In the meantime, she said, without her husband’s income, her family is close to losing everything. Their home is in foreclosure, she said, and their bills are months overdue.

“I’m waiting to see what God is going to do,” she said. “I’m only human. I can’t do anymore.”

A State Department official, who asked not to be named because temporary protected status is a Homeland Security matter, said the United States was aware of the hardship caused in Haiti by last year’s storms. He noted that the United States responded with humanitarian assistance, including medical services provided aboard the amphibious assault ship Kearsarge.

But, he said, the United States determined that a strong international presence in Haiti, led by some 10,000 United Nations peacekeepers, gave that country sufficient support to accommodate deportees.

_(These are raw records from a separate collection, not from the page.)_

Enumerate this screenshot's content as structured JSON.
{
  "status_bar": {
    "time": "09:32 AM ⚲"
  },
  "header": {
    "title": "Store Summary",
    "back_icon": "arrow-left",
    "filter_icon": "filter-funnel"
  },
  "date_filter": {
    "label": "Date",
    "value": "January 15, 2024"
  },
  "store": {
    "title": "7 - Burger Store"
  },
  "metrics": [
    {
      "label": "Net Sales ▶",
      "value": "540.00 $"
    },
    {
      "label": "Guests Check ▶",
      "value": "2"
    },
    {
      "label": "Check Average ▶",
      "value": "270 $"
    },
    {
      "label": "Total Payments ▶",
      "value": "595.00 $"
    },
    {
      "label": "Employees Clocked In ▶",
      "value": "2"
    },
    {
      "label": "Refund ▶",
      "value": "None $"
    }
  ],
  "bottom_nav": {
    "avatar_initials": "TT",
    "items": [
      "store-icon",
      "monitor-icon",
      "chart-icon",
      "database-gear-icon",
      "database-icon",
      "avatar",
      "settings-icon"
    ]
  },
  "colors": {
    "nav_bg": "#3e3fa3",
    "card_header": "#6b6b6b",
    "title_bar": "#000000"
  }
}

“This is a controversial position,” the official said, acknowledging a flood of letters from Haitian advocates and members of Congress, along with newspaper editorials calling on President Obama to stop the deportations. “But we believed Haiti had the structures on the ground that it needed to solve its problems.”

Haiti’s ambassador to the United States, Ray Joseph, disagreed with that assessment. Haiti’s existence has largely been defined by chaos. But the storms, he said, deepened the crisis, fueling runaway inflation and food shortages. He said tens of thousands of storm victims have been left without proper shelter, and the country is plagued by violent crime.

“Haiti had a very, very bad year in 2008,” Mr. Joseph said. “Why send these people back, when we have no place to put them?”

Louiness Petit-Frere exists on the charity of friends, according to his wife and relatives. He was detained six months ago when he and his wife, an American citizen went to request legal status for him. He was deported in January.

“He has no family there,” said his wife, Sherly Desir Petit-Frere, who recently returned from visiting him. “He has no water, no electricity, no work. It’s hell for him.”

Mr. Petit-Frere’s brother, Sgt. Nikenson Pierre Louis, just returned from two combat tours in Iraq.

“All the hard work and fighting I did to defend this country, I feel like none of that mattered,” Sergeant Pierre Louis. “My brother was no criminal. He never got into trouble. And still they threw him back into a shark pool.”